The Bioinformatics Data Management

Table of Contents

Introduction
Defining a Bioinformatics Namespace
Virtualizing remote I/O on EGEE
Legacy application without remote I/O
Free storage space on the WN

The Bioinformatics Data Management

A transparent mechanism of attaching legacy interfaces to grid I/O systems.

Introduction

Bioinformatics applications need both high-throughput computing and huge data storage but they were not designed with grid computing in mind, and thus they perform only simple local I/O and have no facility for attaching to grid data systems. It is necessary to find a way to access data through familiar interfaces without changing applications. In this chapter it is explained how grid computing could be a viable solution to distribute and integrate large bioinformatics databases, and to make these distributed databases usable by legacy bioinformatics programs. To realize this purpose the EGEE data management system has been used for managing, replicating, and locating large database files. Also a customized version of Parrot (a tool for attaching existing programs to remote I/O systems through the filesystem interface) has been used to connect legacy applications to the EGEE data management system in order to support a logical name space and thus freeing users from managing physical file locations.

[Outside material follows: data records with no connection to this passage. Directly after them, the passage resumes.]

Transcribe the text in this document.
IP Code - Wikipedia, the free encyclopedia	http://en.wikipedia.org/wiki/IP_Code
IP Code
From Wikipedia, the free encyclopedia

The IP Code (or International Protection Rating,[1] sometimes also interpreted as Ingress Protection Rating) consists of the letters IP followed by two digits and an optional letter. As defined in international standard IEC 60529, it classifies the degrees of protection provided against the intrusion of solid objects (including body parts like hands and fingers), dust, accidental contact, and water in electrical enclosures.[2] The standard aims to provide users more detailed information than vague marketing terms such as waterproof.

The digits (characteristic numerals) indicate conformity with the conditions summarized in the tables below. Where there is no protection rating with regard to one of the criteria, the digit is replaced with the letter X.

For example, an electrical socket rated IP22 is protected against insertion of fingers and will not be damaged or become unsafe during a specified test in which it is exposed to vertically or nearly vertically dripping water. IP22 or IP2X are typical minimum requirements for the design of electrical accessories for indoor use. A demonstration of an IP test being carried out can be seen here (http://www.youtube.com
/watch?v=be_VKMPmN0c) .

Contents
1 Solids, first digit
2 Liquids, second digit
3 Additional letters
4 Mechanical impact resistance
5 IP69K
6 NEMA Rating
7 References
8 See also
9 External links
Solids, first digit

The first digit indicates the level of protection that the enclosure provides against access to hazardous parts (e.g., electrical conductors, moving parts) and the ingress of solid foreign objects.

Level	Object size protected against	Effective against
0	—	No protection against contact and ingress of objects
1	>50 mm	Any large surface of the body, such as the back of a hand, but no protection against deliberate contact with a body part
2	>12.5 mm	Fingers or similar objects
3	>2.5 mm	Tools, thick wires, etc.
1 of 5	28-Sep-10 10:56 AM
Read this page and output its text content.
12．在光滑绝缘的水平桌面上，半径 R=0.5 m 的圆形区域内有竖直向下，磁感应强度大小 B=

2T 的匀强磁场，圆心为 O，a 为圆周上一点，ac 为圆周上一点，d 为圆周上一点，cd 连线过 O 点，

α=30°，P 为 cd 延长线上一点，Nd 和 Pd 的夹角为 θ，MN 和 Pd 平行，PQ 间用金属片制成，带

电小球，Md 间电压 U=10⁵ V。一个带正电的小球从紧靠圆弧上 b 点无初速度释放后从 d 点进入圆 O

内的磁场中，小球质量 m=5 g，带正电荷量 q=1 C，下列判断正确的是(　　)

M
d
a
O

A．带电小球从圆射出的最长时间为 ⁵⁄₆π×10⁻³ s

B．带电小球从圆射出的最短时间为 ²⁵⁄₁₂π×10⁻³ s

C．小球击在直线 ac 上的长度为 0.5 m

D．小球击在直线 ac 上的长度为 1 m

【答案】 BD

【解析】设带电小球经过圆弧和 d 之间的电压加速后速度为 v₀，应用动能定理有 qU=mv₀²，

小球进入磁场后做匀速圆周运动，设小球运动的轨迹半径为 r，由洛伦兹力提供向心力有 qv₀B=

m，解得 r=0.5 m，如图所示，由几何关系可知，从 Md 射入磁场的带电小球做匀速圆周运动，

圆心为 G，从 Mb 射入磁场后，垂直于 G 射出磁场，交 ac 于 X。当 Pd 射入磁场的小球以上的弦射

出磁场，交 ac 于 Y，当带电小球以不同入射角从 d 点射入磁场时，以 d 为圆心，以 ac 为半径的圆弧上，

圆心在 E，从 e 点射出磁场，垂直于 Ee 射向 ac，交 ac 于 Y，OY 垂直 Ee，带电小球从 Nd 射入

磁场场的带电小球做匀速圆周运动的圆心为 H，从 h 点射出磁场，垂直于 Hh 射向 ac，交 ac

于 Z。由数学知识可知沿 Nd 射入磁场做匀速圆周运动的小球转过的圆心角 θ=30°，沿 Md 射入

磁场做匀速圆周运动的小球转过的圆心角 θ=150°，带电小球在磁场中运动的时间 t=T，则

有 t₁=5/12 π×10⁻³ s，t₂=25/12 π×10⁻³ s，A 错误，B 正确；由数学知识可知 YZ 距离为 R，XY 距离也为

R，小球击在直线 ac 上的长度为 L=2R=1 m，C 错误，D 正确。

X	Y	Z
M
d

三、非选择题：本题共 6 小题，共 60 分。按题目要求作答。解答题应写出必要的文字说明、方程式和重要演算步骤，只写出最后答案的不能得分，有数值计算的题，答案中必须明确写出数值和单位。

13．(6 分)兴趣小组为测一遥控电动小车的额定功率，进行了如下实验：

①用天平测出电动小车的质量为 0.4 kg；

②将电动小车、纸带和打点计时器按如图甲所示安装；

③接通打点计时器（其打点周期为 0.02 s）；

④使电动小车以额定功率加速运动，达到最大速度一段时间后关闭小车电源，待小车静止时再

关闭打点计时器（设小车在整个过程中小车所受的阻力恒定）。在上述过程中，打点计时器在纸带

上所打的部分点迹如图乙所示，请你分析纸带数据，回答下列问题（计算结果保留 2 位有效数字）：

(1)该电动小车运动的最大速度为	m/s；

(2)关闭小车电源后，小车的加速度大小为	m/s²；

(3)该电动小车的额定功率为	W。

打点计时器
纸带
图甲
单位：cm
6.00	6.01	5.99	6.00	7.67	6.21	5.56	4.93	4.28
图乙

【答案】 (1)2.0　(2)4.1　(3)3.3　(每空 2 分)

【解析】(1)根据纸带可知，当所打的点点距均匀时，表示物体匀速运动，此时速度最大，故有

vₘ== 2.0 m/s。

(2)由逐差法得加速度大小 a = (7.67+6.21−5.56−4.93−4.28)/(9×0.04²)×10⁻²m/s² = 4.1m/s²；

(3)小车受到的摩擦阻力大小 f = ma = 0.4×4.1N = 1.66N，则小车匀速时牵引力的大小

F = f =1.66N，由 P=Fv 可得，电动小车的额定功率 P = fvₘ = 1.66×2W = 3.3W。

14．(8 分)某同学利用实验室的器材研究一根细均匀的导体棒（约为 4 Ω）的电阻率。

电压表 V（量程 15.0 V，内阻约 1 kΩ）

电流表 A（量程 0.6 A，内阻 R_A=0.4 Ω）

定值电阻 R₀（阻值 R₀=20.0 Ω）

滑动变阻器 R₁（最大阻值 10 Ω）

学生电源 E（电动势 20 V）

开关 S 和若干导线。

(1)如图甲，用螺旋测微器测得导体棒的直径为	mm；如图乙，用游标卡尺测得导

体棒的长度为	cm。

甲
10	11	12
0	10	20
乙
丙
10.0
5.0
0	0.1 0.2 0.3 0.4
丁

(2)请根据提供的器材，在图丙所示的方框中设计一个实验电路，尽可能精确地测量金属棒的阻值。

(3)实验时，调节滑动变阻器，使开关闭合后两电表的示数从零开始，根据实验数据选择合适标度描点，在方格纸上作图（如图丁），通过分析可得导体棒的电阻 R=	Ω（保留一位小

Defining a Bioinformatics Namespace

The data files are registered in the EGEE replica management service (RMS) with the appropriate LFNs; and bioinformatics programs are registered tags in the experiment software management service (ESM) on several computing elements:

databases: lfn://genomics_gpsa/db/dbname/dbfiles
programs: genomics_gpsa_program

Jobs submitted with LFN and/or ESM tags within the user’s submission file, will be sent according to matchmaking between these logical names and the free nodes hosting a physical replica.

Virtualizing remote I/O on EGEE

A customized version of Parrot is an adapted tool for application usage on the EGEE middleware. The main change regards the file namespace understood by Parrot. Code has been added for the recognition of true URLs as the LFN is:

protocol://hostname/path/to/resource
lfn://genomics_gpsa/db/swissprot/swissprot.fasta

Parrot is also able to identify LFNs among the program command line arguments, to resolve names to locations (SFNs) and to get the corresponding SFN from a SE as described in the picture below.

Legacy application without remote I/O

Legacy bioinformatics applications have no I/O to directly access remote databases. They obtain a remote access to biological database in two ways: file replication on the local computer or remote I/O. It means that the prerequisite databases have to be downloaded from the remote grid and pushed to the input stream of the program. This remote access is done by an agent separate from the bioinformatics program. This agent is able to:

resolve grid filename(s) to locations - from LFN(s) to SFNs
get the data from the best location - with the best protocol
launch the execution of the program against these downloaded data.

Free storage space on the WN

In case of file replication to the local storage, the agent must make sure that there is enough free space on the local storage area of the computing node. Indeed a biological database may be several hundred megabytes. Thus this WN must be able to store this much data on its local disk because bioinformatics programs need to access the whole database in a single run. This constraint of free space will be also enhanced in the case of a job accessing several databases, or in the case of a WN with multiple CPUs, accessing multiple databases at the same time, but sharing the same storage space. In the case of remote I/O with Parrot, the data are put directly on the standard input stream of the program, without caching them on the local disk. In some cases of special access (seek, ...), a cache may be needed if the protocol is not supporting such special I/O primitives. For large files, the remote I/O mode has the advantage, because (i) in most cases it doesn't have to worry about the free local space and (ii) it is too late to do this checking of the free space when the job is on the worker node. Indeed, it should be done before, at least at the job scheduling time. Thus the file copy mode implies to modify both the information system (to record the free space on WNs) and the scheduling mechanism (to include this “free space” element when the matching is done between the job requirements and the available WNs) whereas the remote I/O mode works with the current information system and matching workload.